Além do plantio mecanizado, desde 2004, o ISA estabeleceu parcerias com a prefeitura de Canarana para incentivar os trabalhos de restauração ecológica na região. Mas o trabalho conjunto foi formalizado só em 2011, por meio do Programa Aroeira, que conta com a adesão voluntária de 35 produtores rurais da cidade mato-grossense. “Começamos engatinhando junto com o ISA nessa proposta de recuperar áreas degradadas, mas já instalamos algumas pequenas áreas de recuperação com os produtores”, comenta a secretária de Agricultura de Canarana, Eliane Felten (saiba mais).

O grupo foi ainda a uma estação da Pioneer para apresentação de boas práticas do milho safrinha.
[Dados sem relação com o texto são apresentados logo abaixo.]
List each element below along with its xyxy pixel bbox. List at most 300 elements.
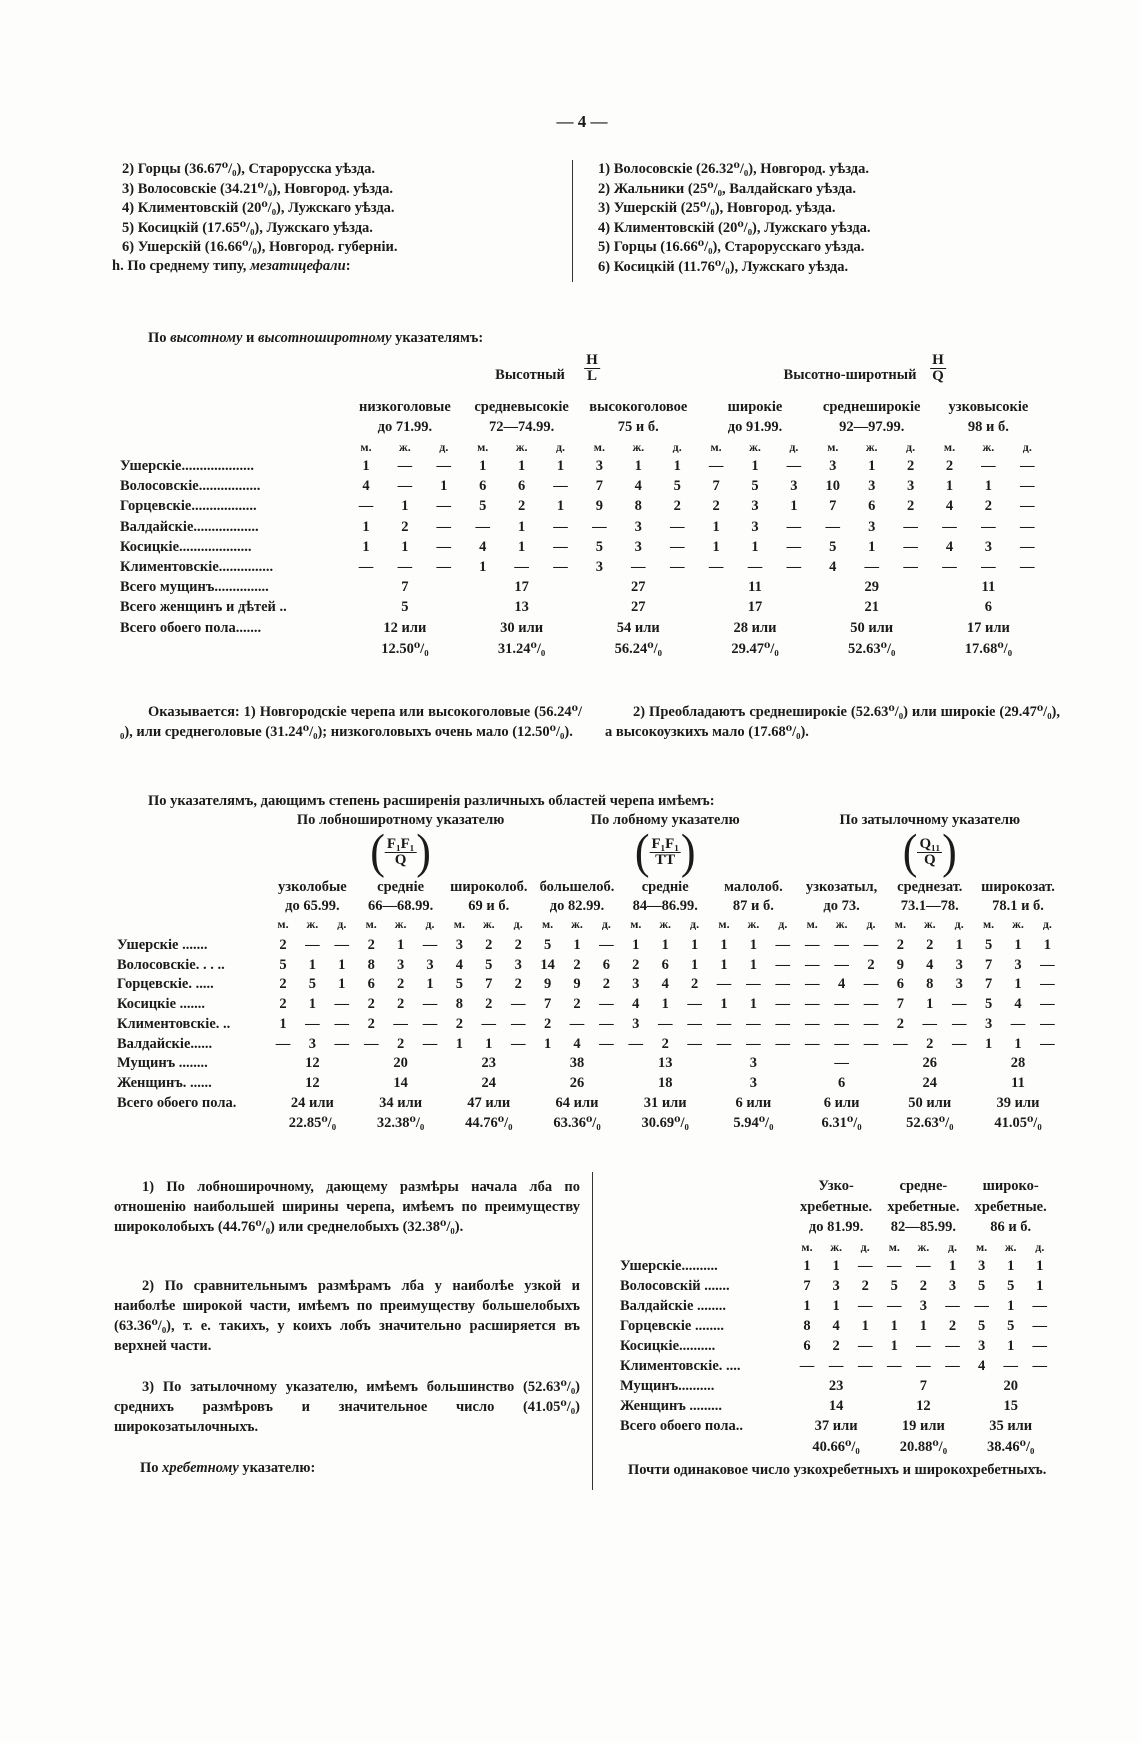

A expectativa é que o evento volte a acontecer na região, desmistificando a Reserva Legal e mostrando que é possível produzir, respeitando as áreas legalmente protegidas.

O evento faz parte das ações do projeto “Preparando o Brasil para o Redd”, que conta com a participação da TNC (The Nature Conservancy), Instituto Socioambiental (ISA), ICV (Instituto Centro de Vida), Fundo Brasileiro para a Biodiversidade (Funbio) e Fundo para Defesa Ambiental (EDF). O projeto tem apoio da Usaid (Agência dos Estados Unidos para o Desenvolvimento Internacional).